C-212/96, Chevassus - Marche, arrest van 19 februari 1998

Contentverzamelaar

C-212/96, Chevassus - Marche, arrest van 19 februari 1998

Datum arrest, zaaknummer, partijen
HvJEG 19 februari 1998, C-212/96 Chevassus-Marche

Sleutelwoorden
Geldigheid en uitlegging van beschikking 89/688/EEG van de Raad van 22 december 1989 inzake de regeling voor de heffing, in de Franse overzeese departementen, op over zee aangevoerde goederen (octroi de mer) - Uitlegging van de art. 9, 12, 13 en 92, lid 2, EG-Verdrag - Regeling die vrijstelling toestaat ten voordele van lokale ondernemingen van deze overzeese departementen, op voorwaarde dat zij bijdragen tot bevordering of handhaving van een economische activiteit

Samenvatting van feiten, redenering en dictum
Chevassus-Marche is gevestigd in Frankrijk en komt op tegen de heffingsregeling voor Reunion die voorziet in een vrijstelling voor de lokale producten van Reunion. In de negende overweging van de considerans van de beschikking wordt overigens erkend, dat de vrijstellingsregeling waarin de beschikking voorziet onverenigbaar is met de bepalingen van artikel 95 van het Verdrag. Het Hof onderzoekt daarom of het Verdrag de Raad de mogelijkheid biedt, tijdelijk en bij wijze van overgang een vrijstellingsregeling voor de lokale productie toe te staan als voorzien in beschikking 89/688, die is gekoppeld aan een procedure van controle door de Commissie.

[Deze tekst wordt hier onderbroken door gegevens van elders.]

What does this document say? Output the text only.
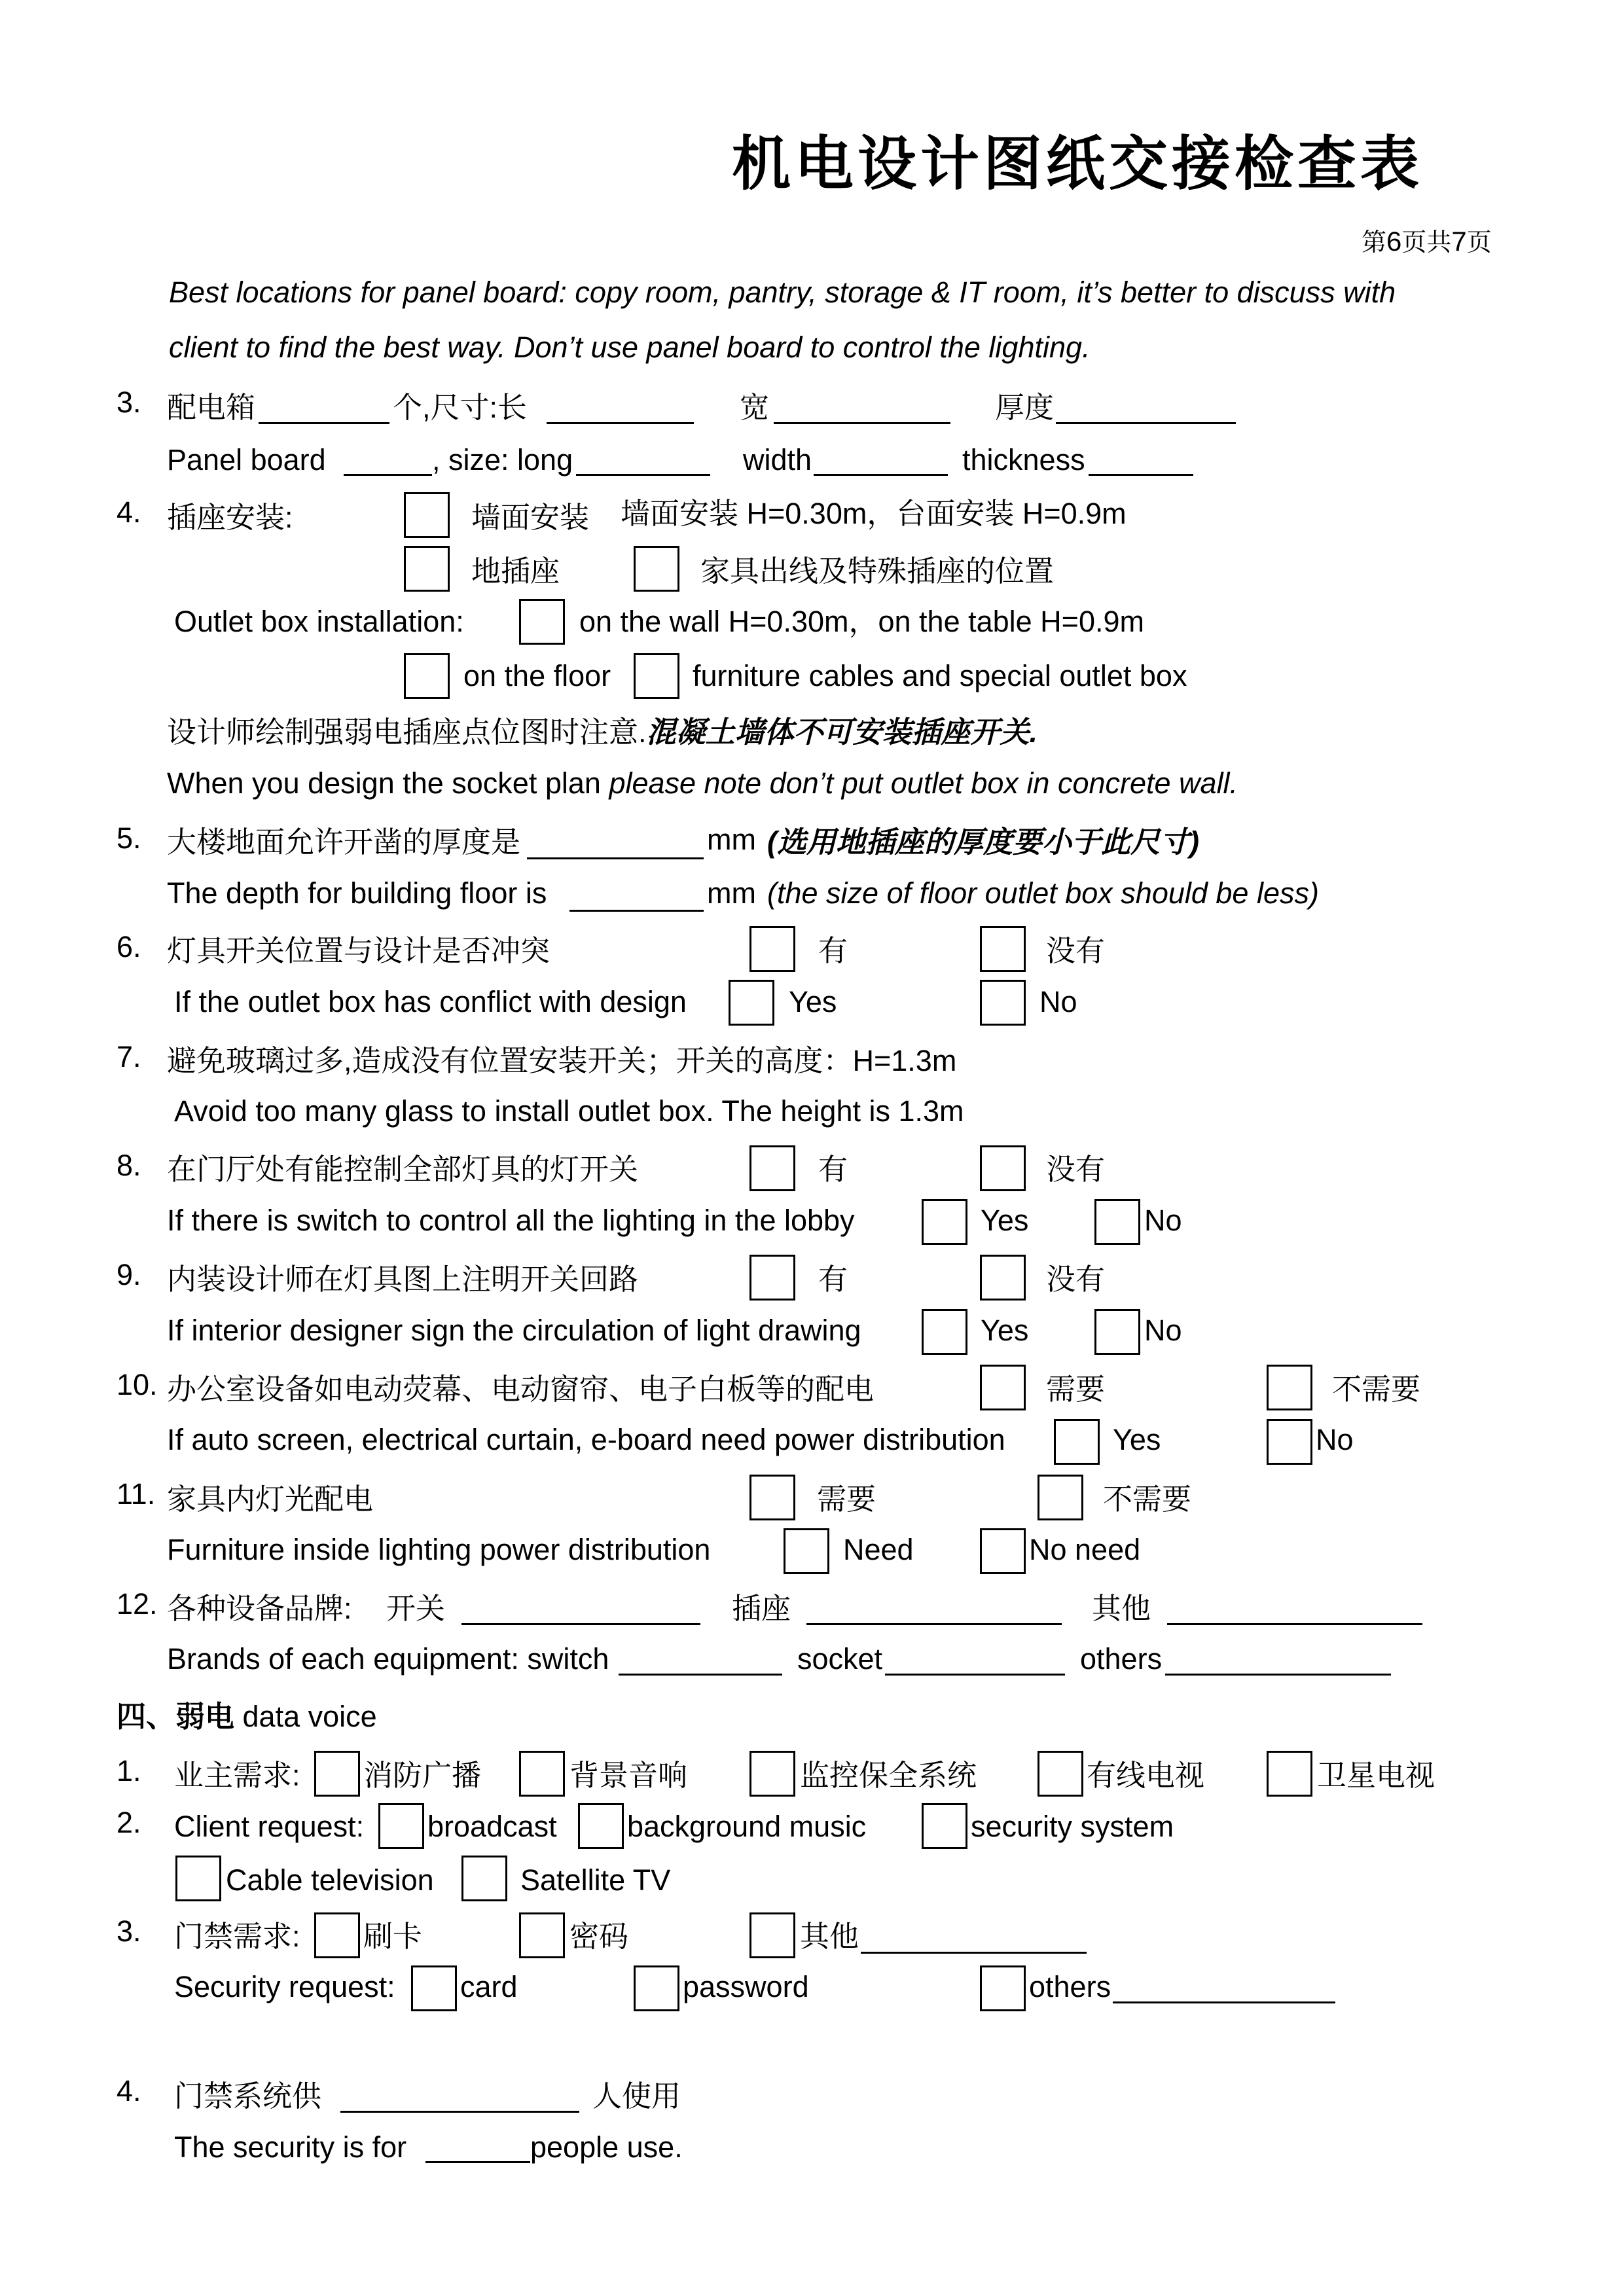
机电设计图纸交接检查表
第6页共7页
Best locations for panel board: copy room, pantry, storage & IT room, it’s better to discuss with
client to find the best way. Don’t use panel board to control the lighting.
3. 配电箱	个,尺寸:长	宽	厚度
Panel board	, size: long	width	thickness
4. 插座安装:	墙面安装 墙面安装 H=0.30m，台面安装 H=0.9m
地插座	家具出线及特殊插座的位置
Outlet box installation:	on the wall H=0.30m，on the table H=0.9m
on the floor	furniture cables and special outlet box
设计师绘制强弱电插座点位图时注意.混凝土墙体不可安装插座开关.
When you design the socket plan please note don’t put outlet box in concrete wall.
5. 大楼地面允许开凿的厚度是	mm (选用地插座的厚度要小于此尺寸)
The depth for building floor is	mm (the size of floor outlet box should be less)
6. 灯具开关位置与设计是否冲突	有	没有
If the outlet box has conflict with design	Yes	No
7. 避免玻璃过多,造成没有位置安装开关；开关的高度：H=1.3m
Avoid too many glass to install outlet box. The height is 1.3m
8. 在门厅处有能控制全部灯具的灯开关	有	没有
If there is switch to control all the lighting in the lobby	Yes	No
9. 内装设计师在灯具图上注明开关回路	有	没有
If interior designer sign the circulation of light drawing	Yes	No
10. 办公室设备如电动荧幕、电动窗帘、电子白板等的配电	需要	不需要
If auto screen, electrical curtain, e-board need power distribution	Yes	No
11. 家具内灯光配电	需要	不需要
Furniture inside lighting power distribution	Need	No need
12. 各种设备品牌: 开关	插座	其他
Brands of each equipment: switch	socket	others
四、弱电 data voice
1. 业主需求: 消防广播	背景音响	监控保全系统	有线电视	卫星电视
2. Client request: broadcast background music	security system
Cable television	Satellite TV
3. 门禁需求: 刷卡	密码	其他
Security request: card	password	others
4. 门禁系统供	人使用
The security is for	people use.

Het Hof stelt vast dat beschikking 89/688 alleen noodzakelijke, evenredige en nauwkeurig bepaalde vrijstellingen toestaat. Daarom is zij, op voorwaarde dat de verlening van vrijstelling in overeenstemming is met de strenge voorwaarden die zij daartoe stelt, niet onverenigbaar is met de artikelen 9, 12 en 13 van het Verdrag, en de tijdelijke afwijkingen van artikel 95 waarin zij voorziet, zijn gerechtvaardigd krachtens artikel 227, lid 2, gelezen in samenhang met artikel 226 van het Verdrag.

Korte analyse
Het betreft hier overgangsmaatregelen ten behoeve van de Franse overzeese departementen die het karakter hebben van steunverlening. Het Hof is bereid gebleken de onverenigbaarheid met het Verdrag toe te staan omdat de voorwaarden voor de vrijstelling als zeer streng worden aangemerkt.

Eerste inventarisatie van de mogelijke effecten voor beleid, wetgeving, rechtspraak of rechtspraktijk op nationaal of Europees niveau
Geen effecten; het gaat hier om de Franse departementen overzee (d.o.m.), waarop het gemeenschapsrecht in beginsel van toepassing is, tenzij anders bepaald; de Nederlandse Antillen zijn landen en gebieden overzee (t.o.m.), waarop het gemeenschapsrecht in beginsel niet van toepassing is, tenzij anders bepaald.

Voorstel voor behandeling
De ICER-V neemt de uitspraak voor kennisgeving aan.